Psychological well being scores for younger girls have fallen considerably during the last decade.
And younger males are displaying indicators of dangerous behaviour in different areas – playing, as an example, has doubled amongst younger males since 2015, and surprisingly, it’s not simply on-line betting – it’s pokies.
In different phrases, know-how has reshaped how younger Australians work together, kind relationships, and take dangers, however not at all times for the higher.
The inheritance financial system however just for some
Australia is on the point of the most important wealth switch in its historical past.
Inheritances are anticipated to quadruple by 2050.

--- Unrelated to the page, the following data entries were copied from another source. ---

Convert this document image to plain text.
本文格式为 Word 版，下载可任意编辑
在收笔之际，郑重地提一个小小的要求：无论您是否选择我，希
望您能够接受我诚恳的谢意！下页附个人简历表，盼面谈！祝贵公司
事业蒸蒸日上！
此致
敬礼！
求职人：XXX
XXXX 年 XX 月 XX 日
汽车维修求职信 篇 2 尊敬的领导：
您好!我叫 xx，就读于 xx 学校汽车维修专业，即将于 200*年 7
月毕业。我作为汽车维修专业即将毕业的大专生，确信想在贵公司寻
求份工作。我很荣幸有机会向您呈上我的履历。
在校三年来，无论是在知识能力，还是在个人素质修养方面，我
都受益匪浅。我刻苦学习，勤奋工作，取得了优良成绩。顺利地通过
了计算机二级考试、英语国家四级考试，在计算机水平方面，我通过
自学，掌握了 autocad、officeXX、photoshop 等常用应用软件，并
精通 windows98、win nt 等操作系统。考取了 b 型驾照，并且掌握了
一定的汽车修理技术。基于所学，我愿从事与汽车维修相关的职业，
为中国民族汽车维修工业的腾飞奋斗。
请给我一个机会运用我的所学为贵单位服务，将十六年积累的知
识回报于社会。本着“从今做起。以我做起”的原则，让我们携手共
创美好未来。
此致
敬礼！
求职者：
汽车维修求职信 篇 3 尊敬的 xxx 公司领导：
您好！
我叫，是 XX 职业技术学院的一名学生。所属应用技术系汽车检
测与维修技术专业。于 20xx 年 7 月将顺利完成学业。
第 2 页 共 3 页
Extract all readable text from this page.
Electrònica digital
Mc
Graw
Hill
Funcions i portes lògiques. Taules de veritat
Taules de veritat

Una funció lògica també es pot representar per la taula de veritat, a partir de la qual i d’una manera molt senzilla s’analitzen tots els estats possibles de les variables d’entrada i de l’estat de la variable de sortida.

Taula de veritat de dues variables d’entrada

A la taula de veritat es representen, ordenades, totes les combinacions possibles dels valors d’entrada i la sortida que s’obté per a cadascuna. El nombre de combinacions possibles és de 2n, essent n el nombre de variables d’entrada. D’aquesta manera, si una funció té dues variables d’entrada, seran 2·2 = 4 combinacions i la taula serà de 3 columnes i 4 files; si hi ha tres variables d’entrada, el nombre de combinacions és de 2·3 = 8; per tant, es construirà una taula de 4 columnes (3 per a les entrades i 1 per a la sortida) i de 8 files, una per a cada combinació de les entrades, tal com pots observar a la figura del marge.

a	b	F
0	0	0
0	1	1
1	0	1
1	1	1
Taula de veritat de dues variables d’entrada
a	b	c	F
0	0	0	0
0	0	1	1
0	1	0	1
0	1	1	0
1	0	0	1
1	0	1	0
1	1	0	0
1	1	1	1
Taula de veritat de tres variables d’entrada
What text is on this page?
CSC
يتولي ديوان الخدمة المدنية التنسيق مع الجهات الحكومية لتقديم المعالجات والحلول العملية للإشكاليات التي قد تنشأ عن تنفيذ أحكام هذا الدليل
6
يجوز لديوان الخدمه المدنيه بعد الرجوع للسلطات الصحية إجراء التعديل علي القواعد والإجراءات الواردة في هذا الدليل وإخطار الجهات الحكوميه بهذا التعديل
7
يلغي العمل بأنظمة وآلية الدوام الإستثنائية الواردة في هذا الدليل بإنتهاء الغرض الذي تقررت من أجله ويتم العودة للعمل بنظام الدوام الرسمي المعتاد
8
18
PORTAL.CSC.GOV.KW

Nevertheless, these beneficial properties shall be inconsistently distributed; many will obtain little or nothing, and so they usually arrive too late to assist early monetary milestones.
JBWere estimates that some $5.4 trillion of this wealth shall be transferred to youthful generations over the following 20 years.
Nevertheless, this received’t be handed on to Gen Z or millennials anytime quickly – will probably be handed on to their mother and father.
And whereas some younger Australians will ultimately catch up by way of bequests and asset appreciation, others received’t.
And that might cement a brand new type of inequality, not simply between generations, however inside them.
So… are they higher off?
That relies upon.
If we’re measuring in uncooked training ranges, life expectancy, or entry to digital instruments – sure, younger Australians have gotten an edge.
But when we’re speaking about monetary independence, homeownership, relationship stability, or psychological wellbeing, many younger Australians are dealing with a a lot rougher highway.
In actuality, the story isn’t considered one of decline, however delay.
Life milestones are being pushed again, reshaped, and in some instances, reimagined.
In line with the E61Institute report , the problem for policymakers is knowing these shifts and getting ready for what comes subsequent.
Remaining ideas for property buyers and enterprise house owners
Why does this matter to you as a property investor or enterprise proprietor?
As a result of understanding generational change provides you perception into tomorrow’s housing market, workforce, and financial system.
Younger Australians could also be shopping for later, renting longer, and beginning households of their 30s- however that doesn’t imply they received’t construct wealth.
They’ll simply do it in another way. Some will inherit, some will make investments, others will co-buy or rentvest.
However they’ll nonetheless want properties. They’ll nonetheless chase monetary independence. They usually’ll nonetheless be searching for alternatives in a quickly altering world.
Your job is to see the tendencies early, adapt, and make investments accordingly.